Landscapes of Injustice book 2020

Landscapes of Injustice: A New Perspective on the Internment and Dispossession of Japanese Canadians

Edited by Jordan Stanger-Ross

McGill-Queen’s Press 2020 

 Landscapes of Injustice, the book, emerges from a collective effort to observe, from a new perspective, Canada’s mass uprooting and internment of Japanese Canadians on the basis of race. This perspective centres on the dispossession – by theft, vandalism, neglect, and forced sale – of property. All forms of property were taken. Families lost heirlooms and everyday possessions. They lost decades of investment and labour. As a result of the dispossession, Japanese Canadians also lost opportunities, neighbourhoods, and communities. They lost retirements, livelihoods, and educations. But, Japanese Canadians also responded. They responded by preserving and rebuilding home in the face of dispossession. They responded by sneaking aboard trains to internment more luggage and money than was officially permitted. They sometimes cultivated relationships with the officials responsible for their material well-being and sometimes exploded in outrage. Japanese Canadians responded in court, in print, and in public. They demanded an accounting of state wrongdoing that exceeded any exigencies of war.

As a partnership – comprised of academics from across Canada, museum and archival professionals, teachers, major Japanese Canadian organizations, and established and emerging community leaders – our project has fostered a specific way of knowing and sharing a history of injustice.

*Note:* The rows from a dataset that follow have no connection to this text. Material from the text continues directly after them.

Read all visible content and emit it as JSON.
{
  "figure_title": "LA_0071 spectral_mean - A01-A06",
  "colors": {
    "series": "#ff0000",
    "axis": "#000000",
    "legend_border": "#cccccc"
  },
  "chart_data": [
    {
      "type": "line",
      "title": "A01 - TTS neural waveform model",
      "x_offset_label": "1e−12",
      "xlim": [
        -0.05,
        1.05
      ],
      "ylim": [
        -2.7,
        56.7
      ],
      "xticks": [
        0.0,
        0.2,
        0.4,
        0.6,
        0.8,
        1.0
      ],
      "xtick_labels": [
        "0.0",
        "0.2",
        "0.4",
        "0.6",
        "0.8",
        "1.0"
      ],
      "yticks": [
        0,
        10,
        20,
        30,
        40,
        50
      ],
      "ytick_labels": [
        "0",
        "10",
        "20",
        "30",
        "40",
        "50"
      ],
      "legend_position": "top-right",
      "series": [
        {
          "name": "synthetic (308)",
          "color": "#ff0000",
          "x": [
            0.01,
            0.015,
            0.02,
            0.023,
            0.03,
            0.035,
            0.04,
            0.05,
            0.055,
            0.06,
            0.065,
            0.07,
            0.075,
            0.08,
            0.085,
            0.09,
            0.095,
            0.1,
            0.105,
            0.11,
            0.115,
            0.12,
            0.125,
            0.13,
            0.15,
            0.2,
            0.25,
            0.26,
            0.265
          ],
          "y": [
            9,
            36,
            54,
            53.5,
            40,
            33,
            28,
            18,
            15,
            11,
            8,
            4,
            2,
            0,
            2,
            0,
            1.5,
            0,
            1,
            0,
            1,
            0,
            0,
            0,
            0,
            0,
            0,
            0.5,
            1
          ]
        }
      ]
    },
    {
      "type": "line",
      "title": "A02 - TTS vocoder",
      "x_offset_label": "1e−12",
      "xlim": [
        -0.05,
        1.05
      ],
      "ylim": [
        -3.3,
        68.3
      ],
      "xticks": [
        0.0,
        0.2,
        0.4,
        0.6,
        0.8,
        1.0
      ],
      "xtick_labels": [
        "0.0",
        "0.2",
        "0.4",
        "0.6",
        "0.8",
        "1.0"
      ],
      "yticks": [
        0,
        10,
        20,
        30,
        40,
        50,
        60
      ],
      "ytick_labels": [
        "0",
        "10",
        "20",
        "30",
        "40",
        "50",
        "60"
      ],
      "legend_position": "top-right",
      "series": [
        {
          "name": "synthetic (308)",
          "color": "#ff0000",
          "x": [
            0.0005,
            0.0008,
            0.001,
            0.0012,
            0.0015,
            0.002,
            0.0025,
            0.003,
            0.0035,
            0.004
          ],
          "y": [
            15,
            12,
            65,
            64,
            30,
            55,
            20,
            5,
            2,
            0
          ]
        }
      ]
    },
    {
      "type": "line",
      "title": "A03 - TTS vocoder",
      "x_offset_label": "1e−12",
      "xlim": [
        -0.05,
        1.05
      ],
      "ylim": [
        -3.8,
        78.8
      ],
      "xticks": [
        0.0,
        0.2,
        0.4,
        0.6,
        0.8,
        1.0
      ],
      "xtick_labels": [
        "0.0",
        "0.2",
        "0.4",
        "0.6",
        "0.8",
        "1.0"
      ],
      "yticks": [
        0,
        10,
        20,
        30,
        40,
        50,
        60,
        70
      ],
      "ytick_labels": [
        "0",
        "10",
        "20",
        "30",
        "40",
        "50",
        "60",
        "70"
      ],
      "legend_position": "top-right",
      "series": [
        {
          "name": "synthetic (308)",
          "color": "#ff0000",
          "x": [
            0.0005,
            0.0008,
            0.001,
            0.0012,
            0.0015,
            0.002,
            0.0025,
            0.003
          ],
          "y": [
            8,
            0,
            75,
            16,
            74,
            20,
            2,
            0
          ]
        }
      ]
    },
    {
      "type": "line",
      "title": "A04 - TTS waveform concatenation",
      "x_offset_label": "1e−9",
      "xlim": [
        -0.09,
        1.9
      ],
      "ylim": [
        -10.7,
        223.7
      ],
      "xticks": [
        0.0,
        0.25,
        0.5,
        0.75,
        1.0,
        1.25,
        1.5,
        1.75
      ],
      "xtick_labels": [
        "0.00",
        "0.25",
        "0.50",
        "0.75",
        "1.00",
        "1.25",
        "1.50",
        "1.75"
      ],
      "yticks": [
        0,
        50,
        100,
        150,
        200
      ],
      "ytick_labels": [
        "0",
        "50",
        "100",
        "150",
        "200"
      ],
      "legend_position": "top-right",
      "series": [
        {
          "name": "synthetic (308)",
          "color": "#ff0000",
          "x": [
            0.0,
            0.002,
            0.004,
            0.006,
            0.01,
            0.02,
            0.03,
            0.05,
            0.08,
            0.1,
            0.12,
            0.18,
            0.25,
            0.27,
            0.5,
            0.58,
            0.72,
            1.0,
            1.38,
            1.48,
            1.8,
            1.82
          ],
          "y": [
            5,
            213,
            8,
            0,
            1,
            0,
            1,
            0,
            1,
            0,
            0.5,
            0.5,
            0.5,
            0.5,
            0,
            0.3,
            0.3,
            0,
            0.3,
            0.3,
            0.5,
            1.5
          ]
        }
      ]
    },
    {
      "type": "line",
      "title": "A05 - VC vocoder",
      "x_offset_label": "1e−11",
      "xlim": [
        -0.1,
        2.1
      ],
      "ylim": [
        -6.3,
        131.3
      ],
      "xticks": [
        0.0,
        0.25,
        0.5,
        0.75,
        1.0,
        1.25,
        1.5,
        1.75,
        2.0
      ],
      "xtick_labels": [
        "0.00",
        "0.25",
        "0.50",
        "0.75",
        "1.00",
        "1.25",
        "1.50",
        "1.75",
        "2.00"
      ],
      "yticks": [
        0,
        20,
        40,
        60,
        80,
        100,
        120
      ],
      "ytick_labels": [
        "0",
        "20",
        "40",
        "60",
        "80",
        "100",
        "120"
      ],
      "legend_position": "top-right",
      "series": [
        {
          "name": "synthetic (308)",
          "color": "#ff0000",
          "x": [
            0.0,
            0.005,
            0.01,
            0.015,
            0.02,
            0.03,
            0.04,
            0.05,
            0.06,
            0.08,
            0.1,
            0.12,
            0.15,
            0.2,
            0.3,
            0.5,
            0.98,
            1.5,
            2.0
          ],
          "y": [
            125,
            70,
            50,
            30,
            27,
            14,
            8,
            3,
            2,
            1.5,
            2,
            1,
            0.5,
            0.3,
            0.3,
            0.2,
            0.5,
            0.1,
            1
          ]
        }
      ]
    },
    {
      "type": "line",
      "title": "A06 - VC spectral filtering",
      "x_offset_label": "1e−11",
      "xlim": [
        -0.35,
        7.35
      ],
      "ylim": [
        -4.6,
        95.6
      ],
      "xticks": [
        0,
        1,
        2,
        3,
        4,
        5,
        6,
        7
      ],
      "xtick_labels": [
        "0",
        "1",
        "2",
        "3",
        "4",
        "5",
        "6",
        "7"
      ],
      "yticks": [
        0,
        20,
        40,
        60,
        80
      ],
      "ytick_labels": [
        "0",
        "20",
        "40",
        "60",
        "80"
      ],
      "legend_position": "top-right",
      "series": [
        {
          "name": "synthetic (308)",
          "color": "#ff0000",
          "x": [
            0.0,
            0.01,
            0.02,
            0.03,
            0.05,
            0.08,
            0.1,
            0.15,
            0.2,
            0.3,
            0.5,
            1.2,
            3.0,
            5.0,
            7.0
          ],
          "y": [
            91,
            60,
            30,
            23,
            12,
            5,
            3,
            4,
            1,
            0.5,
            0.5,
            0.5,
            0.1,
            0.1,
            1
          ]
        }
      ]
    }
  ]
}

Our work has been characterized by diverse ways of knowing that, while sometimes in tension, enrich rather than contradict one another. This history is known to some members of our collective through the sheer force of an injustice directly experienced. We are perhaps the last large-scale project that will have the opportunity to work with people who lived through these harms and can recall them vividly: Art Miki as well as Tosh and Mary Kitagawa, in particular, brought the lived experience of the dispossession to our project. Their various responses, expressed in circumspect optimism, dark humour, and sheer outrage, have shaped our work and greatly enriched our understandings of this past. And yet, it is simultaneously the case that, until we began our work – research that recovered hundreds of thousands of relevant archival documents, digitized thousands of records of real estate sale, and recorded more than 100 interviews – very little was known about the dispossession. Japanese Canadians who lived with the loss of property understood its impacts upon their families but neither the most influential scholarly histories nor the most compelling community-based accounts explained why or how the dispossession happened, detailed the range of responses to the policy, or analyzed its effects. Our book conveys an historical understanding that has emerged from collectively holding complex ways of knowing. Our research is motivated by both the starkness of an injustice experienced and the struggle to understand a complex historical record.

-Excerpt from Introduction by Jordan Stanger-Ross

The book is organized around four major claims. These claims also structure the Nikkei National Museum travelling exhibit, which will launch at the end of August this year, resources for teachers in classrooms across Canada, and our project’s new website which will also go live at the end of the summer. In each of these outputs, we describe the dispossession as a deliberate killing of home (claim #1). We point to the sustained work that it required (claim # 2) and illuminate the complex rationales by which Japanese Canadians challenged the dispossession and the government defended its actions (claim #3). Finally, we argue that the loss of home is not a chapter of history that neatly closes. Instead, dispossession is permanent (claim #4). In all, we convey Canada’s internment of Japanese Canadians an important history within the larger stories of 20th century racism, state violence, and displaced people.